Over the past fourteen years since transitioning into the civilian world I have been through somewhat of a gauntlet. From addiction to years of psychosis and the loss of my father, among other things, it's a wonder how I made it out alive. And yes, I have made it out, though of course not without scars. That certainly isn't to say I don't expect to meet with adversity again, but at the moment I am very grateful to say that I have found a place of relative respite. And one of the primary reasons I have been able to find this place is sobriety, that low-hanging fruit I've been obstinately reluctant to pick (or have outright ignored).
Whether we are ready or not the valleys of our lives come, and it's up to the individual to dig deep in order to make it through; at the end of the day, the only one who is going to save you is yourself.
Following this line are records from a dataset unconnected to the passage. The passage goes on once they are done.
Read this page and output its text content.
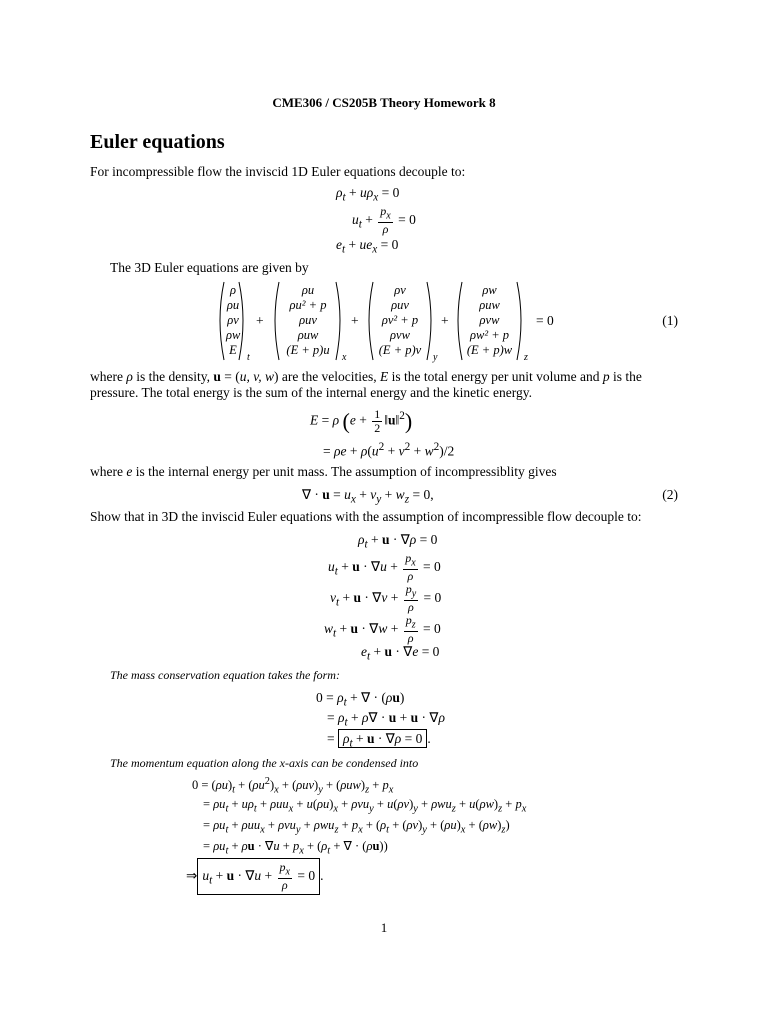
CME306 / CS205B Theory Homework 8
Euler equations
For incompressible flow the inviscid 1D Euler equations decouple to:
$\rho_t + u\rho_x = 0$
$u_t + \frac{p_x}{\rho} = 0$
$e_t + ue_x = 0$
The 3D Euler equations are given by
ρ
ρu
ρv
ρw
E
t
+
ρu
ρu² + p
ρuv
ρuw
(E + p)u
x
+
ρv
ρuv
ρv² + p
ρvw
(E + p)v
y
+
ρw
ρuw
ρvw
ρw² + p
(E + p)w
z
= 0	(1)
where ρ is the density, u = (u, v, w) are the velocities, E is the total energy per unit volume and p is the
pressure. The total energy is the sum of the internal energy and the kinetic energy.
E = ρ ($e + \frac{1}{2}$ ‖u‖$^2$)
= $\rho e + \rho(u^2 + v^2 + w^2)/2$
where e is the internal energy per unit mass. The assumption of incompressiblity gives
∇ · $u = u_x + v_y + w_z = 0$,	(2)
Show that in 3D the inviscid Euler equations with the assumption of incompressible flow decouple to:
$\rho_t + u \cdot \nabla\rho = 0$
$u_t + u \cdot \nabla u + \frac{p_x}{\rho} = 0$
$v_t + u \cdot \nabla v + \frac{p_y}{\rho} = 0$
$w_t + u \cdot \nabla w + \frac{p_z}{\rho} = 0$
$e_t + u \cdot \nabla e = 0$
The mass conservation equation takes the form:
$0 = \rho_t$ + ∇ · (ρu)
= $\rho_t + \rho\nabla \cdot u + u \cdot \nabla\rho$
= $\rho_t + u \cdot \nabla\rho = 0$ .
The momentum equation along the x-axis can be condensed into
$0 = (\rho u)_t + (\rho u^2)_x + (\rho uv)_y + (\rho uw)_z + p_x$
= $\rho u_t + u\rho_t + \rho uu_x + u(\rho u)_x + \rho vu_y + u(\rho v)_y + \rho wu_z + u(\rho w)_z + p_x$
= $\rho u_t + \rho uu_x + \rho vu_y + \rho wu_z + p_x + (\rho_t + (\rho v)_y + (\rho u)_x + (\rho w)_z)$
= $\rho u_t + \rho u \cdot \nabla u + p_x + (\rho_t$ + ∇ · (ρu))
⇒ $u_t + u \cdot \nabla u + \frac{p_x}{\rho} = 0$ .
1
But what do we do after we've survived the catastrophe, however long it lasts? What happens after the fact when the storm has passed and the sun is finally out? How do we move from simply surviving to building, growing, or even thriving?
This place of respite I have come across, I am not used to it. I have been conditioned by the military and life in general for crises, and now that I have some peace and quiet I am somewhat unsure what to do with myself. Part of me (understandably) does not dare let my guard down. And part of me is well enough convinced that there is more to life than simply surviving; that is, if you are fortunate enough. But, when the opportunity does present itself, how does one catalyze the change necessary to grow beyond the usual mode of survival? Do I dare take a moment to catch my breath? To rest and collect myself? Or am I just asking for trouble?
"Be strong and of good courage," I suspect, is the best advice I will find here. Because, as far as I can tell, it will in fact take (at least) those two virtues to allow myself the time and space to build a life I would like to live, both within and without.